The idea that the building could be lost and with it the treatment centre and out of hours service is totally ludicrous and appalling. The RD&E’s A&E department is full to capacity much of the time and staff are struggling to manage the volume of patients.

It means someone unwell living in the far east of the area – Axminster, for example, would have to travel around an hour to Exeter, to be seen by a GP if they were unwell out of working hours. It is quite unacceptable.

The amazing maternity unit which has been ‘temporarily’ closed for the best part of a year, was also based at Honiton Hospital.

There are so many cuts to the health service now it is difficult to keep up with them, let alone fight them.

Cllr Shaw has written to the CCG chair, Dr Tim Burke demanding assurances that the buildings remain open.

I have asked for an urgent item on the next Health and Adult Scrutiny Committee agenda, which is held on Thursday 7 June.

I will keep you posted.

Here’s Cllr Shaw’s blog – https://seatonmatters.org/2018/05/14/ccg-chair-says-seaton-and-honiton-hospitals-at-risk-of-closure-in-local-estates-strategy/

http://www.claire-wright.org/index.php/post/seaton_and_honiton_hospitals_at_risk

“Suspension of birth services at Honiton Hospital extended”

“The suspension of birth services at Honiton maternity unit has been extended.

The Royal Devon and Exeter NHS Foundation Trust (RDE) has today delayed its reintroduction until mid-September 2018.

The Trust took the decision last year to temporarily suspend births and subsequent in-patient stays at Honiton Hospital.

It said the step was taken to maintain patient safety due to a combination of factors affecting the stability of the services at this site and the other units it operates in Tiverton and Exeter.

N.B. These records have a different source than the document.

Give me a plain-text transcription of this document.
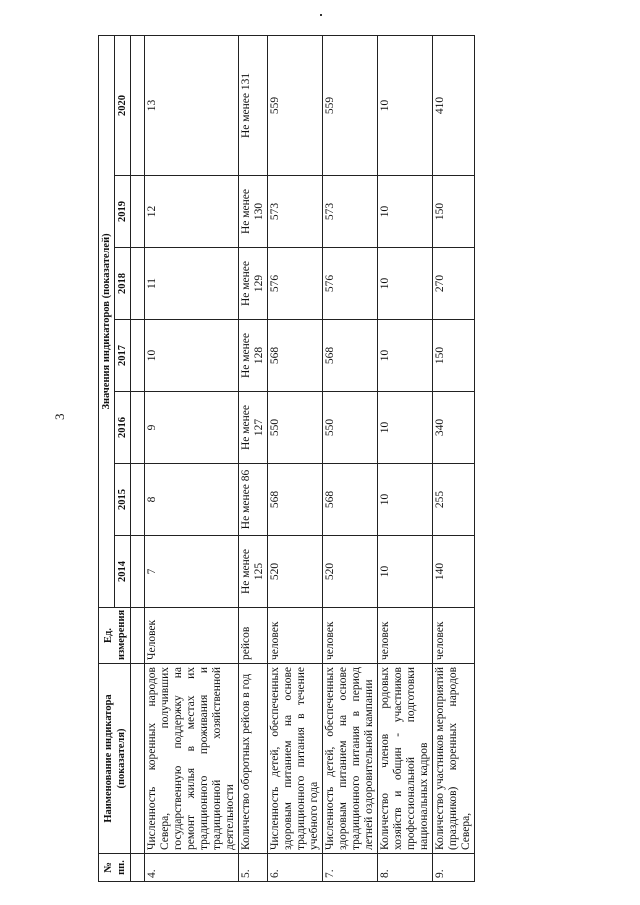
3
№ пп.	Наименование индикатора (показателя)	Ед. измерения	Значения индикаторов (показателей)						
			2014	2015	2016	2017	2018	2019	2020

4.	Численность коренных народов Севера, получивших государственную поддержку на ремонт жилья в местах их традиционного проживания и традиционной хозяйственной деятельности	Человек	7	8	9	10	11	12	13
5.	Количество оборотных рейсов в год	рейсов	Не менее 125	Не менее 86	Не менее 127	Не менее 128	Не менее 129	Не менее 130	Не менее 131
6.	Численность детей, обеспеченных здоровым питанием на основе традиционного питания в течение учебного года	человек	520	568	550	568	576	573	559
7.	Численность детей, обеспеченных здоровым питанием на основе традиционного питания в период летней оздоровительной кампании	человек	520	568	550	568	576	573	559
8.	Количество членов родовых хозяйств и общин - участников профессиональной подготовки национальных кадров	человек	10	10	10	10	10	10	10
9.	Количество участников мероприятий (праздников) коренных народов Севера,	человек	140	255	340	150	270	150	410
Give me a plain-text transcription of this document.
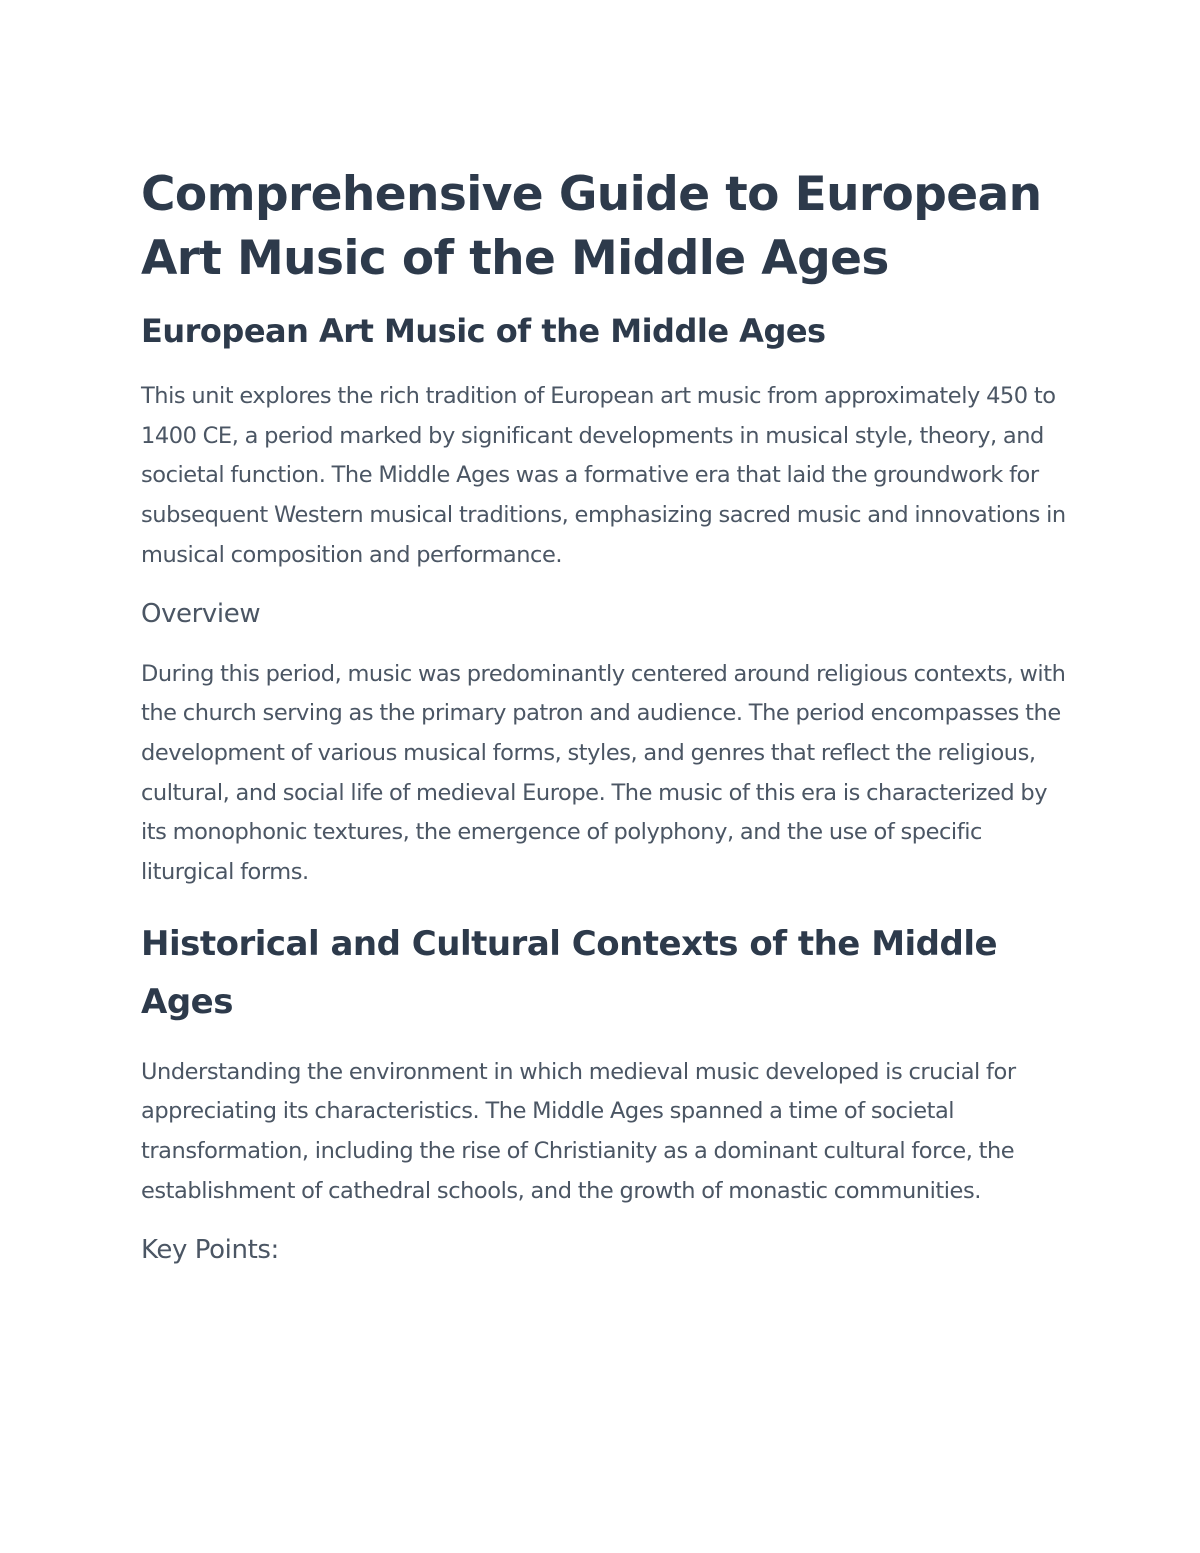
Comprehensive Guide to European Art Music of the Middle Ages
European Art Music of the Middle Ages

This unit explores the rich tradition of European art music from approximately 450 to 1400 CE, a period marked by significant developments in musical style, theory, and societal function. The Middle Ages was a formative era that laid the groundwork for subsequent Western musical traditions, emphasizing sacred music and innovations in musical composition and performance.

Overview

During this period, music was predominantly centered around religious contexts, with the church serving as the primary patron and audience. The period encompasses the development of various musical forms, styles, and genres that reflect the religious, cultural, and social life of medieval Europe. The music of this era is characterized by its monophonic textures, the emergence of polyphony, and the use of specific liturgical forms.

Historical and Cultural Contexts of the Middle Ages

Understanding the environment in which medieval music developed is crucial for appreciating its characteristics. The Middle Ages spanned a time of societal transformation, including the rise of Christianity as a dominant cultural force, the establishment of cathedral schools, and the growth of monastic communities.

Key Points:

Zita Martinez, head of midwifery at the RDE, said: “We are sorry for this continued suspension in services. Although we have successfully recruited to a number of our midwifery vacancies, we are still managing a high level of staff absence, including maternity leave.

At the same time, the positively received implementation of national policy in the Better Births and Saving Babies’ Lives guidance has meant that the complexity and acuity of women and babies we are caring for has significantly increased.

“This means that our main maternity unit in Exeter is experiencing greater levels of demand on the specialist care that we provide.

“In the context of increasing complexity, re-opening Honiton maternity unit for births and in-patient stays would result in the Trust stretching our workforce too far and potentially compromising safety in our other delivery units.”

The Trust has agreed with NEW Devon Clinical Commissioning Group to extend the suspension of births and subsequent in-patient stays at both Honiton and Okehampton until mid-September 2018 in order to ensure the safety of services across a wider geographical footprint and therefore, for more women and babies.

All antenatal and post-natal appointments, support clinics and home births will continue as normal in both communities.”